Laurie Green

 

Laurie Green received her M.D. degree from Harvard Medical School, completing an internal medicine internship at Stanford University Hospitals and an ob/gyn residency at University of California, San Francisco. One job wasn’t enough, so in addition to a sixty-hour-per-week ob/gyn practice, she delivered 15,000 babies, raised two children, served as president of several organizations, including the California Academy of Medicine and the Harvard Medical School Alumni Association, and maintained a decades-long media career as weekly on-air medical correspondent for the Bay Area's KTVU television station. Nearing retirement age, and as an outgrowth of the Harvard Medical School Alumni Council, she founded the MAVEN (Medical Alumni Volunteer Expert Network) Project, which recruits volunteer physicians—many retired or semiretired—to mentor, educate, and advise safety-net primary care providers in over 200 sites across the country.

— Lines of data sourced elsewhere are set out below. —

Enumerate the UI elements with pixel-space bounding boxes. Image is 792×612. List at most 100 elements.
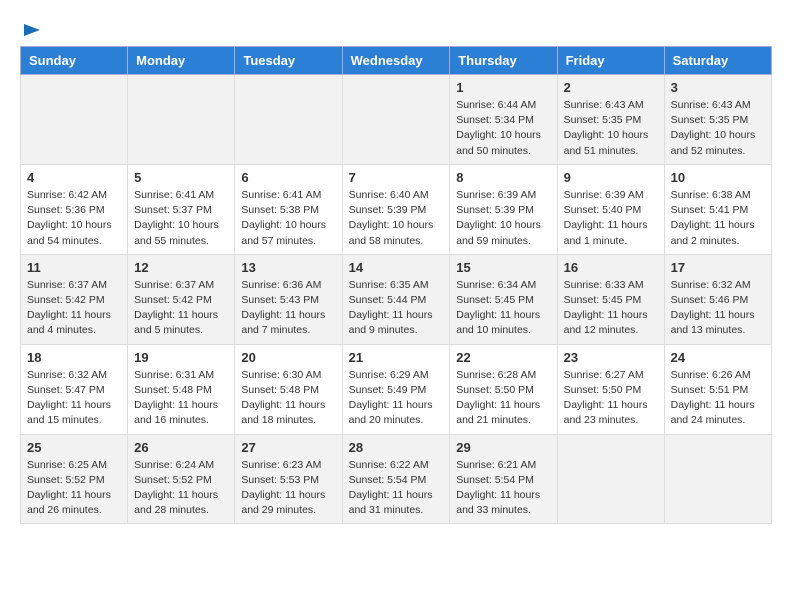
calendar-day-cell: 5 Sunrise: 6:41 AM Sunset: 5:37 PM Daylig…	[128, 164, 235, 254]
calendar-week-row: 18 Sunrise: 6:32 AM Sunset: 5:47 PM Dayli…	[21, 344, 772, 434]
calendar-week-row: 25 Sunrise: 6:25 AM Sunset: 5:52 PM Dayli…	[21, 434, 772, 524]
day-info: Sunrise: 6:43 AM Sunset: 5:35 PM Dayligh…	[564, 98, 658, 159]
day-number: 27	[241, 440, 335, 455]
day-info: Sunrise: 6:43 AM Sunset: 5:35 PM Dayligh…	[671, 98, 765, 159]
day-number: 11	[27, 260, 121, 275]
calendar-day-cell: 22 Sunrise: 6:28 AM Sunset: 5:50 PM Dayli…	[450, 344, 557, 434]
day-info: Sunrise: 6:21 AM Sunset: 5:54 PM Dayligh…	[456, 458, 550, 519]
calendar-day-cell: 23 Sunrise: 6:27 AM Sunset: 5:50 PM Dayli…	[557, 344, 664, 434]
calendar-day-cell: 10 Sunrise: 6:38 AM Sunset: 5:41 PM Dayli…	[664, 164, 771, 254]
day-info: Sunrise: 6:26 AM Sunset: 5:51 PM Dayligh…	[671, 368, 765, 429]
day-number: 13	[241, 260, 335, 275]
day-info: Sunrise: 6:27 AM Sunset: 5:50 PM Dayligh…	[564, 368, 658, 429]
weekday-header-thursday: Thursday	[450, 47, 557, 75]
calendar-day-cell: 24 Sunrise: 6:26 AM Sunset: 5:51 PM Dayli…	[664, 344, 771, 434]
calendar-day-cell: 27 Sunrise: 6:23 AM Sunset: 5:53 PM Dayli…	[235, 434, 342, 524]
day-number: 3	[671, 80, 765, 95]
day-number: 14	[349, 260, 444, 275]
calendar-day-cell: 3 Sunrise: 6:43 AM Sunset: 5:35 PM Daylig…	[664, 75, 771, 165]
day-number: 23	[564, 350, 658, 365]
day-info: Sunrise: 6:22 AM Sunset: 5:54 PM Dayligh…	[349, 458, 444, 519]
calendar-day-cell: 16 Sunrise: 6:33 AM Sunset: 5:45 PM Dayli…	[557, 254, 664, 344]
day-info: Sunrise: 6:23 AM Sunset: 5:53 PM Dayligh…	[241, 458, 335, 519]
day-info: Sunrise: 6:30 AM Sunset: 5:48 PM Dayligh…	[241, 368, 335, 429]
day-number: 21	[349, 350, 444, 365]
day-number: 1	[456, 80, 550, 95]
day-number: 8	[456, 170, 550, 185]
weekday-header-wednesday: Wednesday	[342, 47, 450, 75]
day-number: 12	[134, 260, 228, 275]
day-number: 16	[564, 260, 658, 275]
day-info: Sunrise: 6:28 AM Sunset: 5:50 PM Dayligh…	[456, 368, 550, 429]
weekday-header-tuesday: Tuesday	[235, 47, 342, 75]
day-number: 7	[349, 170, 444, 185]
day-number: 5	[134, 170, 228, 185]
calendar-day-cell: 18 Sunrise: 6:32 AM Sunset: 5:47 PM Dayli…	[21, 344, 128, 434]
day-number: 29	[456, 440, 550, 455]
day-number: 26	[134, 440, 228, 455]
calendar-day-cell	[342, 75, 450, 165]
day-info: Sunrise: 6:32 AM Sunset: 5:47 PM Dayligh…	[27, 368, 121, 429]
day-number: 20	[241, 350, 335, 365]
calendar-day-cell: 21 Sunrise: 6:29 AM Sunset: 5:49 PM Dayli…	[342, 344, 450, 434]
day-number: 6	[241, 170, 335, 185]
calendar-day-cell: 13 Sunrise: 6:36 AM Sunset: 5:43 PM Dayli…	[235, 254, 342, 344]
weekday-header-row: SundayMondayTuesdayWednesdayThursdayFrid…	[21, 47, 772, 75]
calendar-day-cell: 29 Sunrise: 6:21 AM Sunset: 5:54 PM Dayli…	[450, 434, 557, 524]
day-number: 4	[27, 170, 121, 185]
calendar-day-cell: 11 Sunrise: 6:37 AM Sunset: 5:42 PM Dayli…	[21, 254, 128, 344]
calendar-week-row: 11 Sunrise: 6:37 AM Sunset: 5:42 PM Dayli…	[21, 254, 772, 344]
calendar-week-row: 1 Sunrise: 6:44 AM Sunset: 5:34 PM Daylig…	[21, 75, 772, 165]
day-info: Sunrise: 6:37 AM Sunset: 5:42 PM Dayligh…	[27, 278, 121, 339]
day-info: Sunrise: 6:31 AM Sunset: 5:48 PM Dayligh…	[134, 368, 228, 429]
day-number: 28	[349, 440, 444, 455]
weekday-header-saturday: Saturday	[664, 47, 771, 75]
calendar-day-cell: 8Sunrise: 6:39 AM Sunset: 5:39 PM Daylig…	[450, 164, 557, 254]
day-info: Sunrise: 6:25 AM Sunset: 5:52 PM Dayligh…	[27, 458, 121, 519]
calendar-day-cell: 6 Sunrise: 6:41 AM Sunset: 5:38 PM Daylig…	[235, 164, 342, 254]
day-number: 18	[27, 350, 121, 365]
day-number: 10	[671, 170, 765, 185]
logo-arrow-icon	[22, 20, 42, 40]
calendar-day-cell: 2Sunrise: 6:43 AM Sunset: 5:35 PM Daylig…	[557, 75, 664, 165]
day-info: Sunrise: 6:40 AM Sunset: 5:39 PM Dayligh…	[349, 188, 444, 249]
day-number: 25	[27, 440, 121, 455]
day-info: Sunrise: 6:44 AM Sunset: 5:34 PM Dayligh…	[456, 98, 550, 159]
day-info: Sunrise: 6:32 AM Sunset: 5:46 PM Dayligh…	[671, 278, 765, 339]
calendar-day-cell: 20 Sunrise: 6:30 AM Sunset: 5:48 PM Dayli…	[235, 344, 342, 434]
calendar-week-row: 4 Sunrise: 6:42 AM Sunset: 5:36 PM Daylig…	[21, 164, 772, 254]
day-info: Sunrise: 6:41 AM Sunset: 5:38 PM Dayligh…	[241, 188, 335, 249]
calendar-day-cell: 7 Sunrise: 6:40 AM Sunset: 5:39 PM Daylig…	[342, 164, 450, 254]
calendar-table: SundayMondayTuesdayWednesdayThursdayFrid…	[20, 46, 772, 524]
calendar-day-cell: 25 Sunrise: 6:25 AM Sunset: 5:52 PM Dayli…	[21, 434, 128, 524]
day-info: Sunrise: 6:38 AM Sunset: 5:41 PM Dayligh…	[671, 188, 765, 249]
calendar-day-cell	[21, 75, 128, 165]
day-info: Sunrise: 6:37 AM Sunset: 5:42 PM Dayligh…	[134, 278, 228, 339]
weekday-header-sunday: Sunday	[21, 47, 128, 75]
calendar-day-cell	[664, 434, 771, 524]
page-header	[20, 20, 772, 36]
day-info: Sunrise: 6:39 AM Sunset: 5:40 PM Dayligh…	[564, 188, 658, 249]
calendar-day-cell	[235, 75, 342, 165]
day-info: Sunrise: 6:35 AM Sunset: 5:44 PM Dayligh…	[349, 278, 444, 339]
calendar-day-cell: 14 Sunrise: 6:35 AM Sunset: 5:44 PM Dayli…	[342, 254, 450, 344]
day-info: Sunrise: 6:29 AM Sunset: 5:49 PM Dayligh…	[349, 368, 444, 429]
day-info: Sunrise: 6:36 AM Sunset: 5:43 PM Dayligh…	[241, 278, 335, 339]
weekday-header-monday: Monday	[128, 47, 235, 75]
day-number: 22	[456, 350, 550, 365]
day-number: 17	[671, 260, 765, 275]
day-info: Sunrise: 6:34 AM Sunset: 5:45 PM Dayligh…	[456, 278, 550, 339]
day-number: 24	[671, 350, 765, 365]
day-number: 9	[564, 170, 658, 185]
day-info: Sunrise: 6:33 AM Sunset: 5:45 PM Dayligh…	[564, 278, 658, 339]
calendar-day-cell: 9 Sunrise: 6:39 AM Sunset: 5:40 PM Daylig…	[557, 164, 664, 254]
calendar-day-cell: 28 Sunrise: 6:22 AM Sunset: 5:54 PM Dayli…	[342, 434, 450, 524]
calendar-day-cell: 4 Sunrise: 6:42 AM Sunset: 5:36 PM Daylig…	[21, 164, 128, 254]
calendar-day-cell	[128, 75, 235, 165]
calendar-day-cell: 12 Sunrise: 6:37 AM Sunset: 5:42 PM Dayli…	[128, 254, 235, 344]
calendar-day-cell: 17 Sunrise: 6:32 AM Sunset: 5:46 PM Dayli…	[664, 254, 771, 344]
weekday-header-friday: Friday	[557, 47, 664, 75]
day-info: Sunrise: 6:42 AM Sunset: 5:36 PM Dayligh…	[27, 188, 121, 249]
calendar-day-cell: 26Sunrise: 6:24 AM Sunset: 5:52 PM Dayli…	[128, 434, 235, 524]
day-info: Sunrise: 6:41 AM Sunset: 5:37 PM Dayligh…	[134, 188, 228, 249]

A beneficiary of Jim Emerman’s vision, she was a Purpose Prize fellow in 2017. She now chairs the MAVEN Project board, is vice chair of ob/gyn at CPMC Medical Center in San Francisco, vice president of the San Francisco City and County Health Commission, and still takes 24-hour in-hospital call. When asked what character in contemporary culture she most identifies with, she cites the bus in the movie Speed.